Annual net migration to the UK reached a record high of 606,000 last year, according to official estimates, adding further pressure to British Prime Minister Rishi Sunak, who has promised to cut the number.
The rise was driven by non-European Union nationals, including refugees under the UK government’s Ukrainian visa schemes and people migrating for work and education, the Office for National Statistics (ONS) said on Thursday.
“The numbers are too high, it’s as simple as that,” Sunak told broadcaster ITV after releasing the data.
He pointed to reforms announced earlier this week that would remove the right for some international students to bring family members into the country.
Robert Jenrick, the British immigration minister, said after the release of the new figures that the country’s net migration is expected to fall to pre-pandemic levels in the medium term.
Jenrick said a package to limit the migration of foreign students’ dependents would “have a tangible impact on net migration”.

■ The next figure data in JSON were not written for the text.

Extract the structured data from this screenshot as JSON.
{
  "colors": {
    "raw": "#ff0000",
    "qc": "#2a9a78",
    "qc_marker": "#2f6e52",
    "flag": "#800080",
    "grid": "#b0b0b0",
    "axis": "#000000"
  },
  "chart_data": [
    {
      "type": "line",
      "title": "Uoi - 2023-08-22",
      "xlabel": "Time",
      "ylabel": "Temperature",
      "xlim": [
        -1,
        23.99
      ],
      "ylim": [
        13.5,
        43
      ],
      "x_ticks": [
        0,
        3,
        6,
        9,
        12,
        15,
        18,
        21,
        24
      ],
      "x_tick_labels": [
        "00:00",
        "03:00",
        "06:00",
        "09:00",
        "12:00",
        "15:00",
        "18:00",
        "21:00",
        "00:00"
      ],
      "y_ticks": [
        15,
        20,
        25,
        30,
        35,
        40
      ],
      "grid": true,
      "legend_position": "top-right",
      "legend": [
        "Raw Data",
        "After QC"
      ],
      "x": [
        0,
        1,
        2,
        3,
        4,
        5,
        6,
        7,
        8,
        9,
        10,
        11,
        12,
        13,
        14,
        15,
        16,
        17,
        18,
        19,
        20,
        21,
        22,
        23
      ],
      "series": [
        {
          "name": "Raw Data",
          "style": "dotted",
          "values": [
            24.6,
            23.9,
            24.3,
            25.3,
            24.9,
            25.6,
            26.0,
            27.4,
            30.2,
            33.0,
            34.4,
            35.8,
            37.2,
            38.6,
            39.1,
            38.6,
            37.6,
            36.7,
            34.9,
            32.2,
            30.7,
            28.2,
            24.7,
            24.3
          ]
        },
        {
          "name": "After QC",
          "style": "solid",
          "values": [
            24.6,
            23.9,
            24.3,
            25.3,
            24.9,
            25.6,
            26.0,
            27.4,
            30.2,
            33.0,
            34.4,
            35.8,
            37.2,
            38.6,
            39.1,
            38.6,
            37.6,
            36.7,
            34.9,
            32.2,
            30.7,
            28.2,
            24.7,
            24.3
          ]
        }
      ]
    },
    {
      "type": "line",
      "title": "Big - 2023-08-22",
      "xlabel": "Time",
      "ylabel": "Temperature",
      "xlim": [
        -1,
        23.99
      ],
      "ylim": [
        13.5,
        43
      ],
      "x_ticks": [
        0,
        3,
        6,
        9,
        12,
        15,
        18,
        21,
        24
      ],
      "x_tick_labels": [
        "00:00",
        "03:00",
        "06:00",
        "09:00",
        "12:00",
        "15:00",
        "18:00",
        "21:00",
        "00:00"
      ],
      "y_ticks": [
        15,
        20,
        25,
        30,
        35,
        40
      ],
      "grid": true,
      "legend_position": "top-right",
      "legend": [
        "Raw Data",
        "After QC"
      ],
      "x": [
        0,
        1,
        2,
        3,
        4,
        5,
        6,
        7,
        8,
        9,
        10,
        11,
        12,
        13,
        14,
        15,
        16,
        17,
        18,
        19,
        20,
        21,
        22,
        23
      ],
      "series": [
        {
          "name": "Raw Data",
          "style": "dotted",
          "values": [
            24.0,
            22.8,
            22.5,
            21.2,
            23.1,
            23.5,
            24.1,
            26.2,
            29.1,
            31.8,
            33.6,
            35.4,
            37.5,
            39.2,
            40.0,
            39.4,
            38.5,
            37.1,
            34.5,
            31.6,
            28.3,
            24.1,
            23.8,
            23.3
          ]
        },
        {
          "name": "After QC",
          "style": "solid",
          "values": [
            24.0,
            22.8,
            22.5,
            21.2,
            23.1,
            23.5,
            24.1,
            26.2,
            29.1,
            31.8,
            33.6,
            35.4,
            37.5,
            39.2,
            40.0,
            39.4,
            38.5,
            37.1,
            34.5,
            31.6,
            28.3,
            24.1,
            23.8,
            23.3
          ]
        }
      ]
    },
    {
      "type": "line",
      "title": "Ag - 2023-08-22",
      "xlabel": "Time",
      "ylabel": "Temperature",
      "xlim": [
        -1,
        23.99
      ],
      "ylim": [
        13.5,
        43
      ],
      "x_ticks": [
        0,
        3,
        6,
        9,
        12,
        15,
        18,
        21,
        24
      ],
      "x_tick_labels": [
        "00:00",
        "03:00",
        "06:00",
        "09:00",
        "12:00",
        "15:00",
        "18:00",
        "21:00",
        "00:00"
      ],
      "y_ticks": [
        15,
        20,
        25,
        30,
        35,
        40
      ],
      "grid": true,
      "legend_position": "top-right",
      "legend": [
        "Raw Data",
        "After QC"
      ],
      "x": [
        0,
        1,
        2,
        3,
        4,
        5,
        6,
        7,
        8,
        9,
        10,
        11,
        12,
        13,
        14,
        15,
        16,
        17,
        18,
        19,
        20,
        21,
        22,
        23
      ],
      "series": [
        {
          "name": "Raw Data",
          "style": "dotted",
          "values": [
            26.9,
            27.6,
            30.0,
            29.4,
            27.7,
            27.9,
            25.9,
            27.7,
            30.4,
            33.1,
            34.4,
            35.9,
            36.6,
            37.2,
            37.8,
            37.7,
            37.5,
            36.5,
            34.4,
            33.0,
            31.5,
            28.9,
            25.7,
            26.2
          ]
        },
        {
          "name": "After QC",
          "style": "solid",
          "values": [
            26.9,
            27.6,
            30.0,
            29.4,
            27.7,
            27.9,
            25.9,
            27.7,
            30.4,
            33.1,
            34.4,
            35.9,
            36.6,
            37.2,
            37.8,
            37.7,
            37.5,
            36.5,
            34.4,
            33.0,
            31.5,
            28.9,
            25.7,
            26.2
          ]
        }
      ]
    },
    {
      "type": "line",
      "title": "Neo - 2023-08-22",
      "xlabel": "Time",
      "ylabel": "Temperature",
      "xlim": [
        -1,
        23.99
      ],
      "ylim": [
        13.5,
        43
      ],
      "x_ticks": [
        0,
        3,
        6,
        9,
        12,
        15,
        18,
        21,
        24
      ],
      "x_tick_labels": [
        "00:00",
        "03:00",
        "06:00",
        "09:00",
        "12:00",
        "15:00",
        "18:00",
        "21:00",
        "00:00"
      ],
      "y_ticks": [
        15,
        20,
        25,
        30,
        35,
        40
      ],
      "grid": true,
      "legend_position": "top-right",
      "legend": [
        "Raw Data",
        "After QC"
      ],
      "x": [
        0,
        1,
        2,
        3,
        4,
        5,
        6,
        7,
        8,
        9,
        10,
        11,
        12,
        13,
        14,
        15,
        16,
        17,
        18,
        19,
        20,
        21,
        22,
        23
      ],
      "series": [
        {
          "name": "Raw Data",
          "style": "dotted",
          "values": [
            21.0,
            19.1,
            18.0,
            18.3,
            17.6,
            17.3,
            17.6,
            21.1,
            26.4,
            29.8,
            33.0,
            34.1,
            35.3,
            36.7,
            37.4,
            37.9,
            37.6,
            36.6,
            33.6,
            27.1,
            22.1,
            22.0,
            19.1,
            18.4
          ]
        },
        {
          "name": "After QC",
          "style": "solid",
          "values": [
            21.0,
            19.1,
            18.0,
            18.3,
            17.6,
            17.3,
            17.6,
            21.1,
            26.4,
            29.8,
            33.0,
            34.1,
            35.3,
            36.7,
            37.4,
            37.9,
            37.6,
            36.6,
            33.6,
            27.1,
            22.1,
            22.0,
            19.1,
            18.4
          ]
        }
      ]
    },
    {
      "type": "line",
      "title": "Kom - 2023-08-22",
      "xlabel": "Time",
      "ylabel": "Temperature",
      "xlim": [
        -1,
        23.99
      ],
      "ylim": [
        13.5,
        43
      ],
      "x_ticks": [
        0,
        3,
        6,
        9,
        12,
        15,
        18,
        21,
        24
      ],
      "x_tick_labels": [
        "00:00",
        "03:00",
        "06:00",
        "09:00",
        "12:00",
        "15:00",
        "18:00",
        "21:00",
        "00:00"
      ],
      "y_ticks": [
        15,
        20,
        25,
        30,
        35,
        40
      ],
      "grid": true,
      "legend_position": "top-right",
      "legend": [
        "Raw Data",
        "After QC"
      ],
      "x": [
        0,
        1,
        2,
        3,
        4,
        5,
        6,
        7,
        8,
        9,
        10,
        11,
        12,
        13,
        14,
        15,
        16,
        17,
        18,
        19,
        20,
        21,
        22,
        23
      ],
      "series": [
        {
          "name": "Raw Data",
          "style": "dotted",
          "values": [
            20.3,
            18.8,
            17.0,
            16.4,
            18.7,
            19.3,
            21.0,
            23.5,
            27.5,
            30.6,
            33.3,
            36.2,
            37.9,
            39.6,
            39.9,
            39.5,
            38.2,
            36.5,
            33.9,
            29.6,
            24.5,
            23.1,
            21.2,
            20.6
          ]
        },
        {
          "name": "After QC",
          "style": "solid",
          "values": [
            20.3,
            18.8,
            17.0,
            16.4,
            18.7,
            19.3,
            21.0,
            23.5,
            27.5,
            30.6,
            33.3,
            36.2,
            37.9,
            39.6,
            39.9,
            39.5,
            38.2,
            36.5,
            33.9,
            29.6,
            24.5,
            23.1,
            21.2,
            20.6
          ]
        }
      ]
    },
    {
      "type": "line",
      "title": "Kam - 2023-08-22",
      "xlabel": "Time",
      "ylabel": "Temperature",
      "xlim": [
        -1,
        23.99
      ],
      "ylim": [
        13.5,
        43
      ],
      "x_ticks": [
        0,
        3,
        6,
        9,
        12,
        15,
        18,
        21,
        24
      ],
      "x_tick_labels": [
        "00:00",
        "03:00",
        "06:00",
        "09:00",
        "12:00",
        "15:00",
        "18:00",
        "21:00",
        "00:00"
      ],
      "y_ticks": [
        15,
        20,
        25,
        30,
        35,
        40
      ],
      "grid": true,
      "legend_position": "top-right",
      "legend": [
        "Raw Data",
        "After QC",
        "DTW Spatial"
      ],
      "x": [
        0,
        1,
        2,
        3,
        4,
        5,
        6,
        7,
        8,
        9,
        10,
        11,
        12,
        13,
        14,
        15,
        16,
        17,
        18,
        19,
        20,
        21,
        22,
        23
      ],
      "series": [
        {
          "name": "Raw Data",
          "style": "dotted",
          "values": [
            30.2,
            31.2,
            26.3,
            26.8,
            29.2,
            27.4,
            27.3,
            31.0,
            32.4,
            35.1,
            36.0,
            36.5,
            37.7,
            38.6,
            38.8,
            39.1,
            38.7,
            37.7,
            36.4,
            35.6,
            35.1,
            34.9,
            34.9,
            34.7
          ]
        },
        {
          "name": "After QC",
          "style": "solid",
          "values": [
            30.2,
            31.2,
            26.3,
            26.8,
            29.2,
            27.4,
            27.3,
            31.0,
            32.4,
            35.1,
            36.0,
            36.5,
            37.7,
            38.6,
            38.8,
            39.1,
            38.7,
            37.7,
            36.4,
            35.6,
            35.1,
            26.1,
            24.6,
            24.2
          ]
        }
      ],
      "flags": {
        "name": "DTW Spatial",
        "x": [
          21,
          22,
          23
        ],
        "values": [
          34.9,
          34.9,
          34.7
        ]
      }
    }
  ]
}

“Along with the easing of temporary factors, such as our exceptional humanitarian offerings, we expect net migration to fall to pre-pandemic levels in the medium term,” Jenrick told politicians on Thursday.
High levels of legal migration have long dominated Britain’s political discourse and the topic was a key driver for the 2016 referendum to leave the European Union.
For more than 10 years successive Conservative-led governments have pledged to reduce migration – once with a net figure of less than 100,000.
But ONS data released on Thursday showed a net 606,000 people came to Britain in the year ending December 2022.
“The main drivers of the increase were people coming to the UK from non-EU countries for work, study and humanitarian purposes, including those coming from Ukraine and Hong Kong,” said Jay Lindop, director of the Center for International Migration at the US.
Lindop said there was evidence that immigration had slowed in recent months.
Previous data for the year ending June 2022 had shown a net figure of 504,000, and this was revised upwards to 606,000 in the latest release.
More control
The leaders of the Brexit referendum campaign argued that leaving the EU would give Britain more control over its borders, and many who voted in favor cited high migration and the pressure they felt placed on public services as factors in their decision .
But in recent years, Britain has opened visa schemes for people in Ukraine and the former colony of Hong Kong, while companies in sectors such as engineering, construction and catering have called on the government to allow them to hire international staff to overcome shortages. to absorb labour.
The data showed that total immigration in 2022 was about 1.16 million, offset by an emigration of 557,000.
The ONS said 925,000 of those arriving in 2022 were non-EU nationals, 151,000 were from the EU and 88,000 were British citizens.
According to estimates, by 2022 under the special visa arrangements there were 114,000 long-term arrivals from Ukraine and 52,000 from Hong Kong.
Net migration to Britain in 2015, the year before the Brexit referendum, was 329,000.
Sunak has also pledged to clamp down on illegal migration after tens of thousands of people have arrived across the English Channel from continental Europe on small boats in recent years.